Il cineasta di tutti, l’intellettuale di nessuno
C’era una volta Jean-Luc Godard. Ma, soprattutto, c’era una volta la possibilità di un altro cinema, in un’epoca irripetibile che ci abbandona per sempre in modo contestuale alla sua dipartita.
Si leggerà, più o meno ovunque, che ci ha lasciati il vate della celeberrima Nouvelle Vague francese. Etichette, per non dire balle, come forse sarebbe piaciuto a lui. Imprigionare il cinema di Godard in un ambito significa mortificarlo. Lui il cinema l’ha preso e lo ha cambiato per sempre. La Settima Arte, nelle sue mani, è divenuta arma di attacco e nel contempo di difesa. Ha caricato, al pari di un toro infuriato, quel sistema capitalistico che ha fagocitato, inevitabilmente, anche l’Arte Cinematografica; replicando, con inusitata lucidità, alle inevitabili reazioni di quello stesso status quo punto sul vivo. Addio alle regole fossilizzate, allora. Nel cinema di Godard termini quali regia, sceneggiatura, fotografia, interpretazioni smarrirono d’un tratto tutto il loro senso precostituito. Per lasciare spazio a regole nuove e differenti: un cinema che poteva appartenere a chiunque, terreno fertile di sperimentazione dando l’impressione di essere costruito spontaneamente nel momento stesso del proprio fluire. Una sorta di poesia – oppure prosa, che dir si voglia – di cui tutti erano artefici, in primis quegli stessi spettatori di regola relegati ad ruolo di totale passività.
Dopo alcuni cortometraggi, lo shock inizia nel 1960 con Fino all’ultimo respiro (À bout de souffle), titolo entrato ormai da tempo nella leggenda. Un film di genere senza genere. Processo di disintegrazione del classicismo cinematografico. Il cinema muore per rinascere. E Godard impone da subito il proprio stile, come solo i grandissimi riescono a fare. Prendete l’elenco telefonico di una qualsiasi area metropolitana nel mondo: ancora non basterebbe a contenere tutti i nomi dei cineasti influenzati da un’opera come Fino all’ultimo respiro.
Scorrendo la sua filmografia si capisce bene l’impossibilità di racchiudere le opere di Godard in una lettura critica univoca. Il suo modo di fare cinema vaga in totale libertà, privo di qualsivoglia vincolo. L’esplorazione dell’universo femminile, reiterata nel corso degli anni sempre con il suo stile unico e personalissimo, si concretizza grazie alla musa Anna Karina con titolo quintessenziali quali ad esempio La donna è donna (La femme est una femme, 1961) e Questa è la mia vita (Vivre sa vie: Film en douze tableaux, 1962). Cronache di lotta per l’emancipazione e l’identità assai in anticipo sui tempi.
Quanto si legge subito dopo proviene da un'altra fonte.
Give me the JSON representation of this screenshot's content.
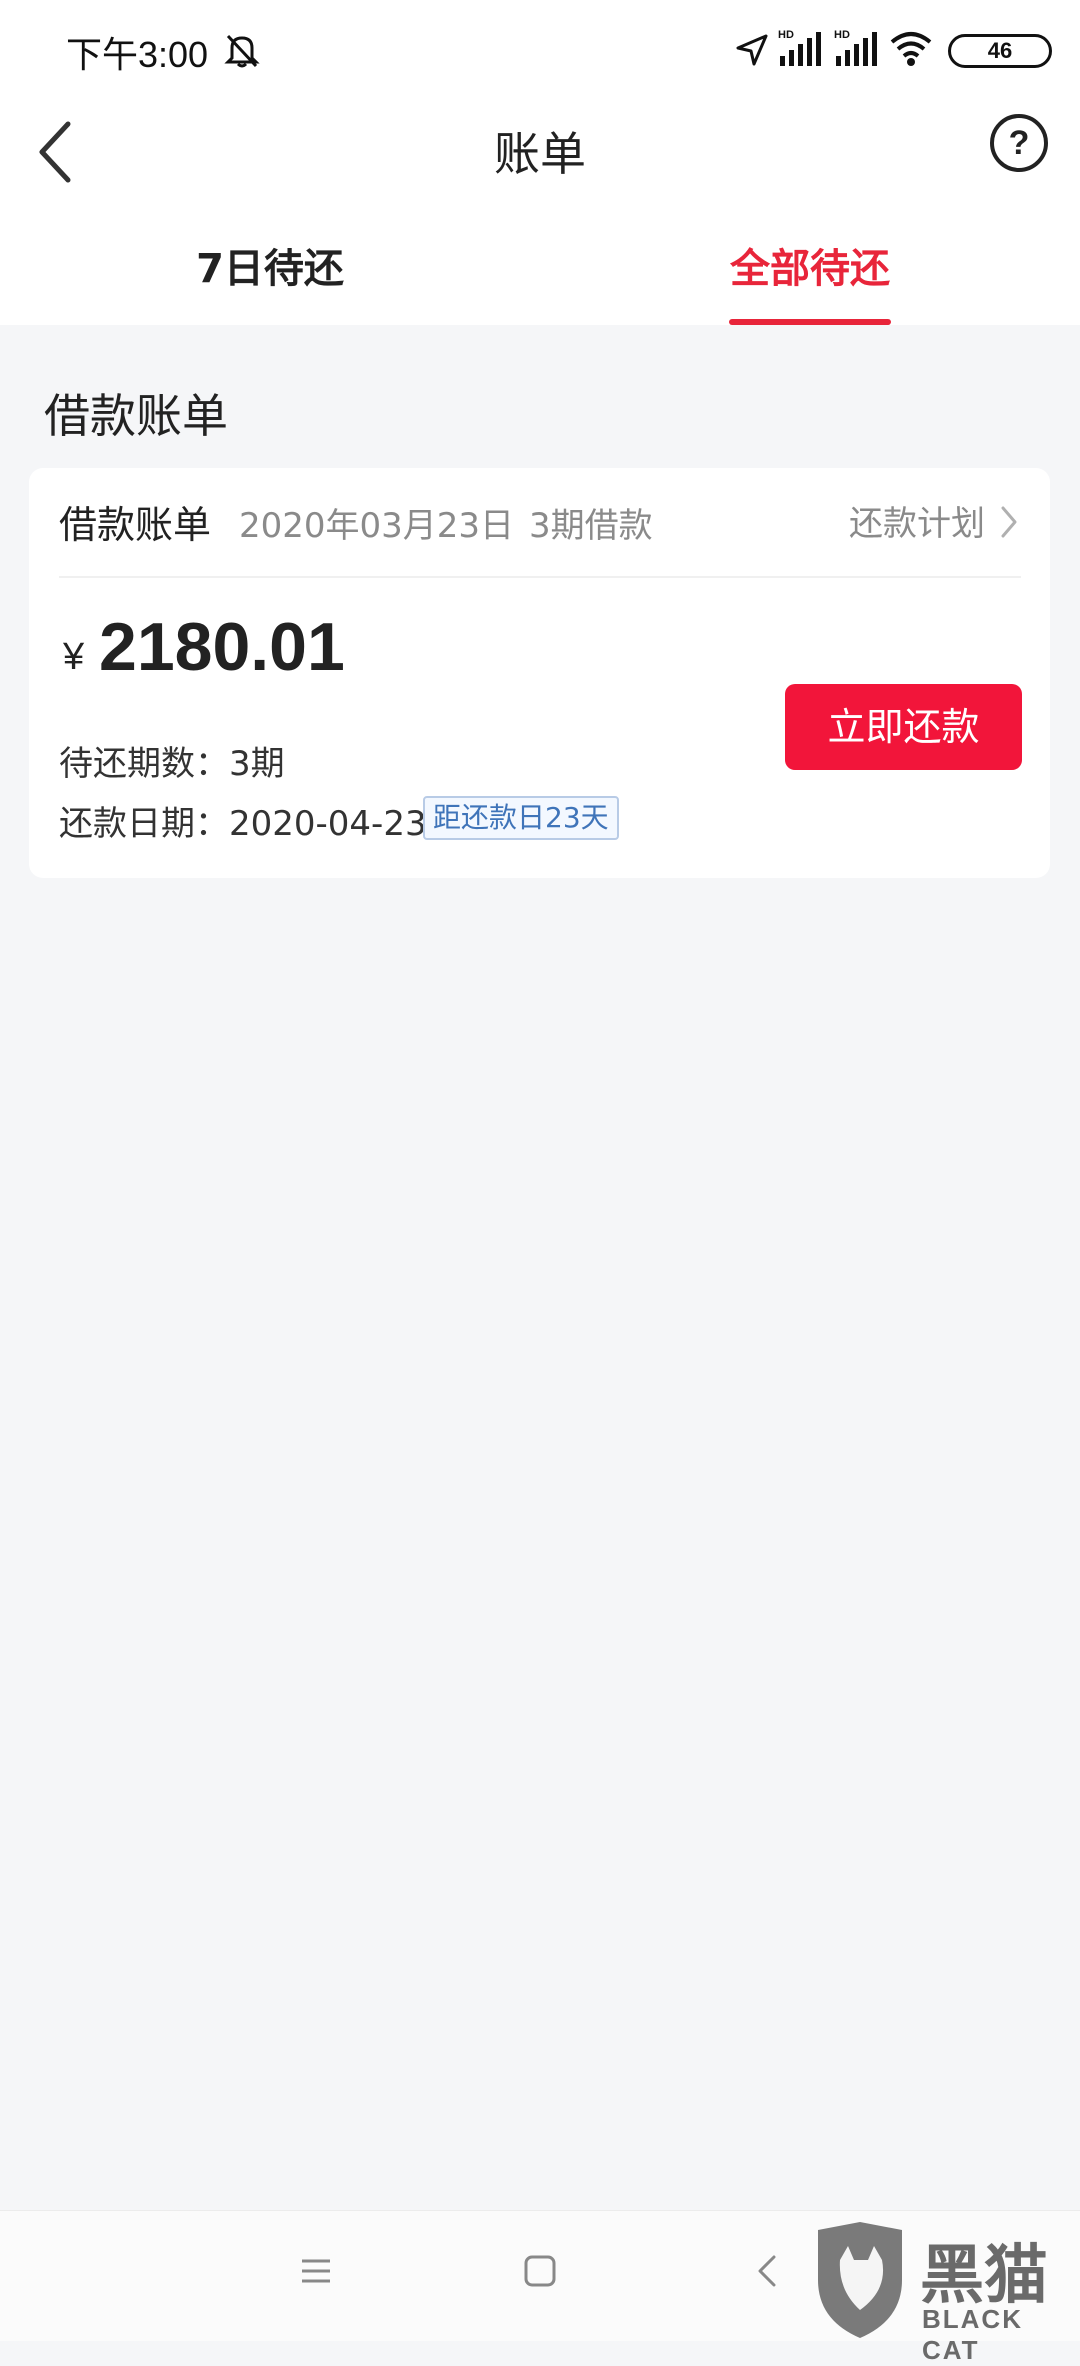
{
  "status_bar": {
    "time": "下午3:00",
    "battery": "46",
    "icons": [
      "mute-icon",
      "location-icon",
      "signal-hd-icon",
      "signal-hd-icon",
      "wifi-icon",
      "battery-icon"
    ]
  },
  "nav": {
    "title": "账单",
    "back_icon": "chevron-left-icon",
    "help_label": "?"
  },
  "tabs": [
    {
      "label": "7日待还",
      "active": false
    },
    {
      "label": "全部待还",
      "active": true
    }
  ],
  "section": {
    "title": "借款账单"
  },
  "bill_card": {
    "type": "借款账单",
    "date": "2020年03月23日",
    "periods": "3期借款",
    "plan_link": "还款计划",
    "currency": "¥",
    "amount": "2180.01",
    "pending_label": "待还期数：",
    "pending_value": "3期",
    "due_label": "还款日期：",
    "due_value": "2020-04-23",
    "countdown": "距还款日23天",
    "repay_button": "立即还款"
  },
  "colors": {
    "accent": "#e8253a",
    "button": "#f2153a",
    "background": "#f5f6f8",
    "badge_text": "#3f74b9"
  },
  "watermark": {
    "cn": "黑猫",
    "en": "BLACK CAT"
  }
}
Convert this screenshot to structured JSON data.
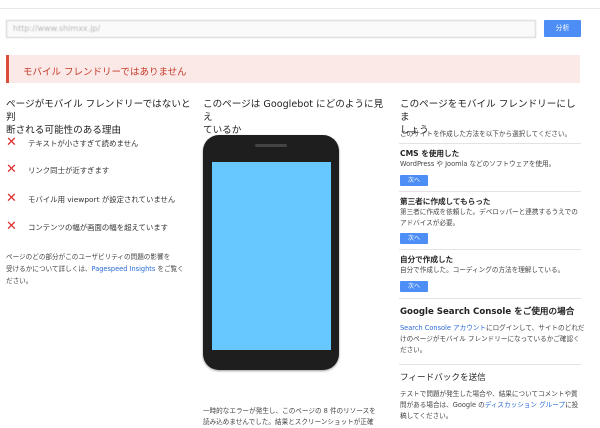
{
  "search": {
    "url_value": "http://www.shimxx.jp/",
    "analyze_label": "分析"
  },
  "banner": {
    "text": "モバイル フレンドリーではありません"
  },
  "left": {
    "title_line1": "ページがモバイル フレンドリーではないと判",
    "title_line2": "断される可能性のある理由",
    "issues": [
      {
        "label": "テキストが小さすぎて読めません"
      },
      {
        "label": "リンク同士が近すぎます"
      },
      {
        "label": "モバイル用 viewport が設定されていません"
      },
      {
        "label": "コンテンツの幅が画面の幅を超えています"
      }
    ],
    "note_line1": "ページのどの部分がこのユーザビリティの問題の影響を",
    "note_line2_pre": "受けるかについて詳しくは、",
    "note_link": "Pagespeed Insights",
    "note_line2_post": " をご覧く",
    "note_line3": "ださい。"
  },
  "middle": {
    "title_line1": "このページは Googlebot にどのように見え",
    "title_line2": "ているか",
    "bottom_line1": "一時的なエラーが発生し、このページの 8 件のリソースを",
    "bottom_line2": "読み込めませんでした。結果とスクリーンショットが正確"
  },
  "right": {
    "title_line1": "このページをモバイル フレンドリーにしま",
    "title_line2": "しょう",
    "intro": "このサイトを作成した方法を以下から選択してください。",
    "options": [
      {
        "title": "CMS を使用した",
        "desc_line1": "WordPress や Joomla などのソフトウェアを使用。",
        "desc_line2": "",
        "button": "次へ"
      },
      {
        "title": "第三者に作成してもらった",
        "desc_line1": "第三者に作成を依頼した。デベロッパーと連携するうえでの",
        "desc_line2": "アドバイスが必要。",
        "button": "次へ"
      },
      {
        "title": "自分で作成した",
        "desc_line1": "自分で作成した。コーディングの方法を理解している。",
        "desc_line2": "",
        "button": "次へ"
      }
    ],
    "gsc_title": "Google Search Console をご使用の場合",
    "gsc_link": "Search Console アカウント",
    "gsc_line1_post": "にログインして、サイトのどれだ",
    "gsc_line2": "けのページがモバイル フレンドリーになっているかご確認く",
    "gsc_line3": "ださい。",
    "feedback_title": "フィードバックを送信",
    "feedback_line1": "テストで問題が発生した場合や、結果についてコメントや質",
    "feedback_line2_pre": "問がある場合は、Google の",
    "feedback_link": "ディスカッション グループ",
    "feedback_line2_post": "に投",
    "feedback_line3": "稿してください。"
  }
}
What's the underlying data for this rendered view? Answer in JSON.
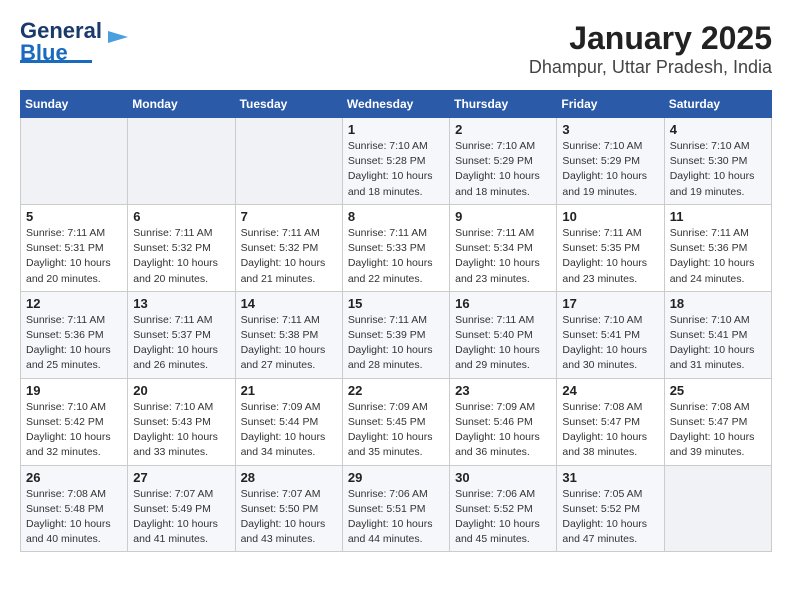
{
  "logo": {
    "line1": "General",
    "line2": "Blue"
  },
  "title": "January 2025",
  "subtitle": "Dhampur, Uttar Pradesh, India",
  "days_header": [
    "Sunday",
    "Monday",
    "Tuesday",
    "Wednesday",
    "Thursday",
    "Friday",
    "Saturday"
  ],
  "weeks": [
    [
      {
        "day": "",
        "info": ""
      },
      {
        "day": "",
        "info": ""
      },
      {
        "day": "",
        "info": ""
      },
      {
        "day": "1",
        "info": "Sunrise: 7:10 AM\nSunset: 5:28 PM\nDaylight: 10 hours\nand 18 minutes."
      },
      {
        "day": "2",
        "info": "Sunrise: 7:10 AM\nSunset: 5:29 PM\nDaylight: 10 hours\nand 18 minutes."
      },
      {
        "day": "3",
        "info": "Sunrise: 7:10 AM\nSunset: 5:29 PM\nDaylight: 10 hours\nand 19 minutes."
      },
      {
        "day": "4",
        "info": "Sunrise: 7:10 AM\nSunset: 5:30 PM\nDaylight: 10 hours\nand 19 minutes."
      }
    ],
    [
      {
        "day": "5",
        "info": "Sunrise: 7:11 AM\nSunset: 5:31 PM\nDaylight: 10 hours\nand 20 minutes."
      },
      {
        "day": "6",
        "info": "Sunrise: 7:11 AM\nSunset: 5:32 PM\nDaylight: 10 hours\nand 20 minutes."
      },
      {
        "day": "7",
        "info": "Sunrise: 7:11 AM\nSunset: 5:32 PM\nDaylight: 10 hours\nand 21 minutes."
      },
      {
        "day": "8",
        "info": "Sunrise: 7:11 AM\nSunset: 5:33 PM\nDaylight: 10 hours\nand 22 minutes."
      },
      {
        "day": "9",
        "info": "Sunrise: 7:11 AM\nSunset: 5:34 PM\nDaylight: 10 hours\nand 23 minutes."
      },
      {
        "day": "10",
        "info": "Sunrise: 7:11 AM\nSunset: 5:35 PM\nDaylight: 10 hours\nand 23 minutes."
      },
      {
        "day": "11",
        "info": "Sunrise: 7:11 AM\nSunset: 5:36 PM\nDaylight: 10 hours\nand 24 minutes."
      }
    ],
    [
      {
        "day": "12",
        "info": "Sunrise: 7:11 AM\nSunset: 5:36 PM\nDaylight: 10 hours\nand 25 minutes."
      },
      {
        "day": "13",
        "info": "Sunrise: 7:11 AM\nSunset: 5:37 PM\nDaylight: 10 hours\nand 26 minutes."
      },
      {
        "day": "14",
        "info": "Sunrise: 7:11 AM\nSunset: 5:38 PM\nDaylight: 10 hours\nand 27 minutes."
      },
      {
        "day": "15",
        "info": "Sunrise: 7:11 AM\nSunset: 5:39 PM\nDaylight: 10 hours\nand 28 minutes."
      },
      {
        "day": "16",
        "info": "Sunrise: 7:11 AM\nSunset: 5:40 PM\nDaylight: 10 hours\nand 29 minutes."
      },
      {
        "day": "17",
        "info": "Sunrise: 7:10 AM\nSunset: 5:41 PM\nDaylight: 10 hours\nand 30 minutes."
      },
      {
        "day": "18",
        "info": "Sunrise: 7:10 AM\nSunset: 5:41 PM\nDaylight: 10 hours\nand 31 minutes."
      }
    ],
    [
      {
        "day": "19",
        "info": "Sunrise: 7:10 AM\nSunset: 5:42 PM\nDaylight: 10 hours\nand 32 minutes."
      },
      {
        "day": "20",
        "info": "Sunrise: 7:10 AM\nSunset: 5:43 PM\nDaylight: 10 hours\nand 33 minutes."
      },
      {
        "day": "21",
        "info": "Sunrise: 7:09 AM\nSunset: 5:44 PM\nDaylight: 10 hours\nand 34 minutes."
      },
      {
        "day": "22",
        "info": "Sunrise: 7:09 AM\nSunset: 5:45 PM\nDaylight: 10 hours\nand 35 minutes."
      },
      {
        "day": "23",
        "info": "Sunrise: 7:09 AM\nSunset: 5:46 PM\nDaylight: 10 hours\nand 36 minutes."
      },
      {
        "day": "24",
        "info": "Sunrise: 7:08 AM\nSunset: 5:47 PM\nDaylight: 10 hours\nand 38 minutes."
      },
      {
        "day": "25",
        "info": "Sunrise: 7:08 AM\nSunset: 5:47 PM\nDaylight: 10 hours\nand 39 minutes."
      }
    ],
    [
      {
        "day": "26",
        "info": "Sunrise: 7:08 AM\nSunset: 5:48 PM\nDaylight: 10 hours\nand 40 minutes."
      },
      {
        "day": "27",
        "info": "Sunrise: 7:07 AM\nSunset: 5:49 PM\nDaylight: 10 hours\nand 41 minutes."
      },
      {
        "day": "28",
        "info": "Sunrise: 7:07 AM\nSunset: 5:50 PM\nDaylight: 10 hours\nand 43 minutes."
      },
      {
        "day": "29",
        "info": "Sunrise: 7:06 AM\nSunset: 5:51 PM\nDaylight: 10 hours\nand 44 minutes."
      },
      {
        "day": "30",
        "info": "Sunrise: 7:06 AM\nSunset: 5:52 PM\nDaylight: 10 hours\nand 45 minutes."
      },
      {
        "day": "31",
        "info": "Sunrise: 7:05 AM\nSunset: 5:52 PM\nDaylight: 10 hours\nand 47 minutes."
      },
      {
        "day": "",
        "info": ""
      }
    ]
  ]
}
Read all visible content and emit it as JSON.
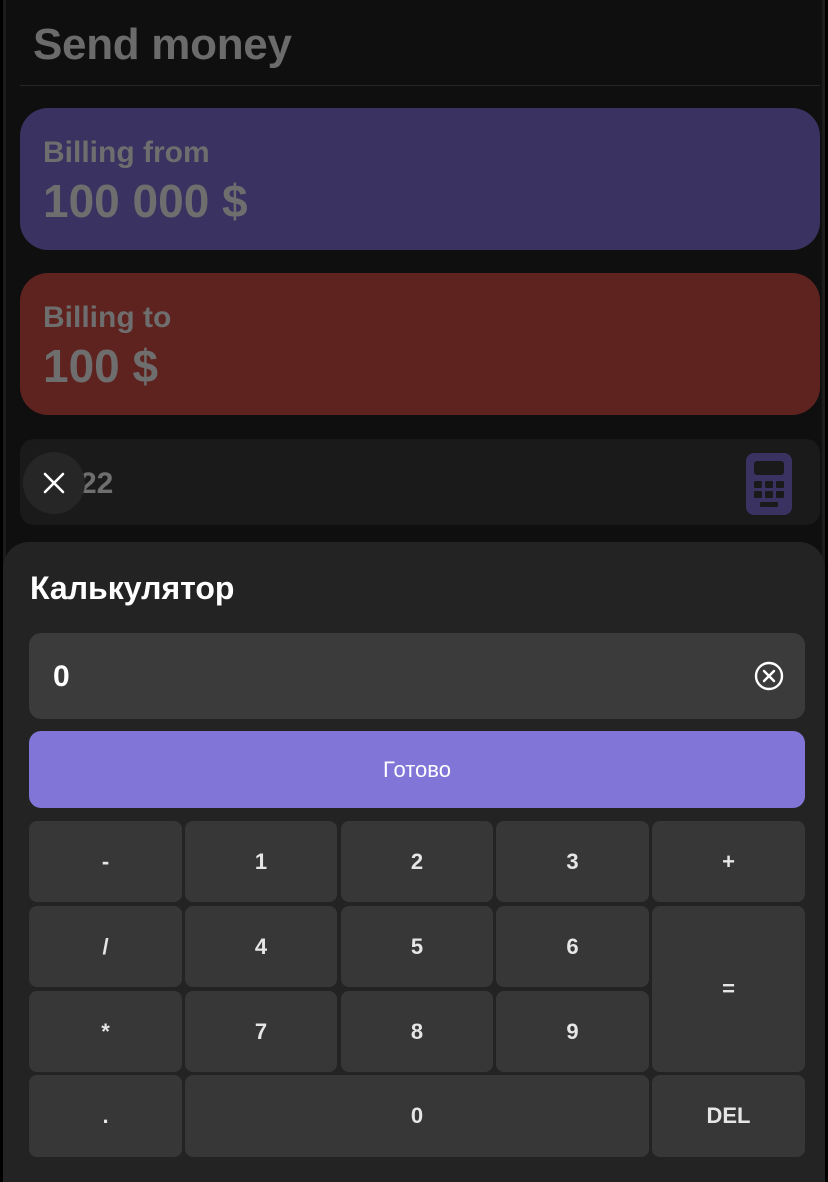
{
  "header": {
    "title": "Send money"
  },
  "billing_from": {
    "label": "Billing from",
    "amount": "100 000 $"
  },
  "billing_to": {
    "label": "Billing to",
    "amount": "100 $"
  },
  "amount_field": {
    "value": "22"
  },
  "calculator": {
    "title": "Калькулятор",
    "display_value": "0",
    "done_label": "Готово",
    "keys": {
      "minus": "-",
      "one": "1",
      "two": "2",
      "three": "3",
      "plus": "+",
      "divide": "/",
      "four": "4",
      "five": "5",
      "six": "6",
      "equals": "=",
      "multiply": "*",
      "seven": "7",
      "eight": "8",
      "nine": "9",
      "dot": ".",
      "zero": "0",
      "del": "DEL"
    }
  },
  "colors": {
    "accent": "#8175d8",
    "billing_from_bg": "#3a3260",
    "billing_to_bg": "#5e221f",
    "sheet_bg": "#232323",
    "key_bg": "#373737"
  },
  "icons": {
    "close": "close-icon",
    "calculator": "calculator-icon",
    "clear_input": "clear-circle-icon"
  }
}
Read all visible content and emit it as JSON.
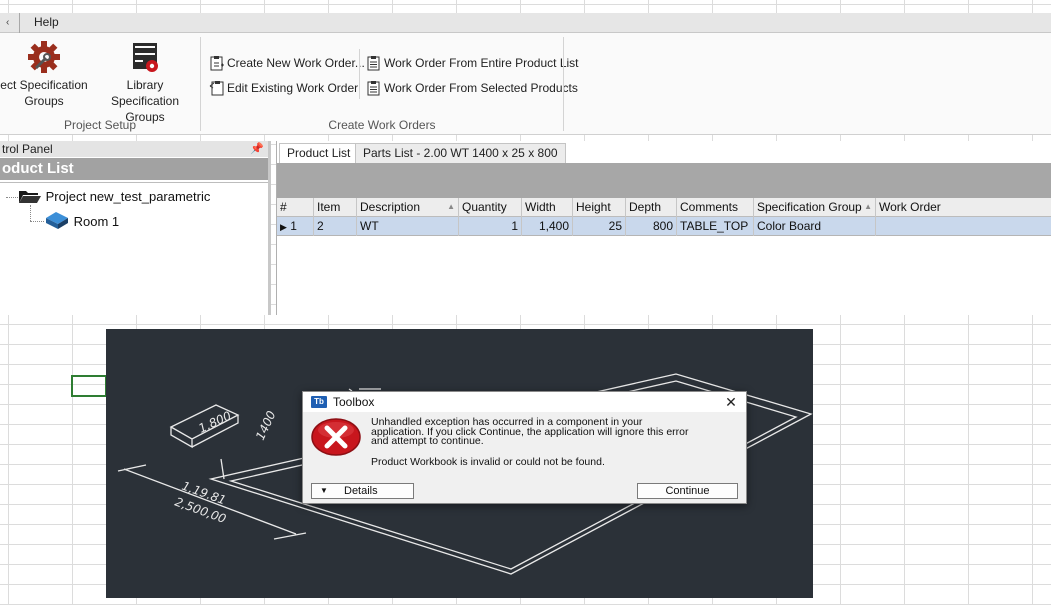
{
  "ribbon": {
    "tabs": [
      {
        "label": "Help"
      }
    ],
    "groups": {
      "project_setup": {
        "label": "Project Setup",
        "buttons": [
          {
            "label_line1": "ect Specification",
            "label_line2": "Groups",
            "icon": "gear-wrench-icon"
          },
          {
            "label_line1": "Library Specification",
            "label_line2": "Groups",
            "icon": "library-cabinet-icon"
          }
        ]
      },
      "create_work_orders": {
        "label": "Create Work Orders",
        "buttons": [
          {
            "label": "Create New Work Order...",
            "icon": "clipboard-new-icon"
          },
          {
            "label": "Edit Existing Work Order",
            "icon": "clipboard-edit-icon"
          },
          {
            "label": "Work Order From Entire Product List",
            "icon": "clipboard-list-icon"
          },
          {
            "label": "Work Order From Selected Products",
            "icon": "clipboard-list-icon"
          }
        ]
      }
    }
  },
  "control_panel": {
    "title": "trol Panel",
    "header": "oduct List",
    "tree": [
      {
        "label": "Project new_test_parametric",
        "icon": "open-folder-icon"
      },
      {
        "label": "Room 1",
        "icon": "room-icon"
      }
    ]
  },
  "product_grid": {
    "tabs": [
      {
        "label": "Product List",
        "active": true
      },
      {
        "label": "Parts List - 2.00 WT 1400 x 25 x 800",
        "active": false
      }
    ],
    "columns": [
      "#",
      "Item",
      "Description",
      "Quantity",
      "Width",
      "Height",
      "Depth",
      "Comments",
      "Specification Group",
      "Work Order"
    ],
    "rows": [
      {
        "index": "1",
        "item": "2",
        "description": "WT",
        "quantity": "1",
        "width": "1,400",
        "height": "25",
        "depth": "800",
        "comments": "TABLE_TOP",
        "spec_group": "Color Board",
        "work_order": ""
      }
    ]
  },
  "dialog": {
    "app_icon_text": "Tb",
    "title": "Toolbox",
    "message_line1": "Unhandled exception has occurred in a component in your",
    "message_line2": "application. If you click Continue, the application will ignore this error",
    "message_line3": "and attempt to continue.",
    "detail": "Product Workbook is invalid or could not be found.",
    "details_button": "Details",
    "continue_button": "Continue",
    "close_glyph": "✕"
  },
  "cad": {
    "label_box": "1,800",
    "label_dim_a": "1400",
    "label_dim_b": "1,19.81",
    "label_dim_c": "2,500,00"
  },
  "colors": {
    "error_red": "#c8161d",
    "selection_row": "#c9d8ec",
    "cad_background": "#2b3138"
  }
}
La questione politica, incentrata sul famigerato conflitto di classe, non poteva che arrivare negli anni settanta, decennio di riflusso contestatario. Esemplare, in tal senso, il film Crepa padrone, tutto va bene (Tout va bien, 1972), sintomatico di un particolare modo di fare cinema con star hollywoodiane (Jane Fonda, Yves Montand) utilizzate per abbattere un sistema sclerotizzato. Prassi che si ripeterà in opere in larga parte incomprese quali King Lear, del 1987.
Pochi autori come Jean-Luc Godard hanno inoltre riflettuto con insolita profondità sul travaglio della “creazione” cinematografica. Un titolo per tutti Passion (id, 1982) con Isabelle Huppert e Michel Piccoli. Una passione autentica e generosa verso l’arte del cinema che si concretizzerà nel monumentale documentario Histoire(s) du cinéma (1989-1999), otto parti appunto dedicate alla Storia della Settima Arte, per un documento visivo di imprescindibile importanza. Del resto la carriera di Godard si è spesso mossa lungo il labile confine tra finzione e documentario, azzerando infine le distanze come testimonia il suo ultimo lavoro datato 2018 Le livre d’image. Tra cortometraggi, film di finzione e documentari, per Godard il Cinema è stato una cosa sola, unica ed indivisibile.
Troppe altre opere sarebbero state meritevoli di menzione, poiché scolpite nella memoria di ogni cinefilo o addetto ai lavori. Tuttavia lo spazio è tiranno e, direbbe forse Godard stesso, l’attenzione del lettore fallace.
Jean-Luc Godard è morto a novantuno anni scegliendo, ci dicono le cronache, la strada del suicidio assistito in Svizzera. L’ultima scelta coerente di un uomo che ha sempre creduto nella preziosa individualità dell’essere umano, contrastando con asprezza ogni possibile sovrastruttura esistente. Il suo genio ci mancherà in maniera lancinante, anche perché sappiamo tutti che la società globalizzata di oggi mai lascerebbe spazio ad un altro Godard.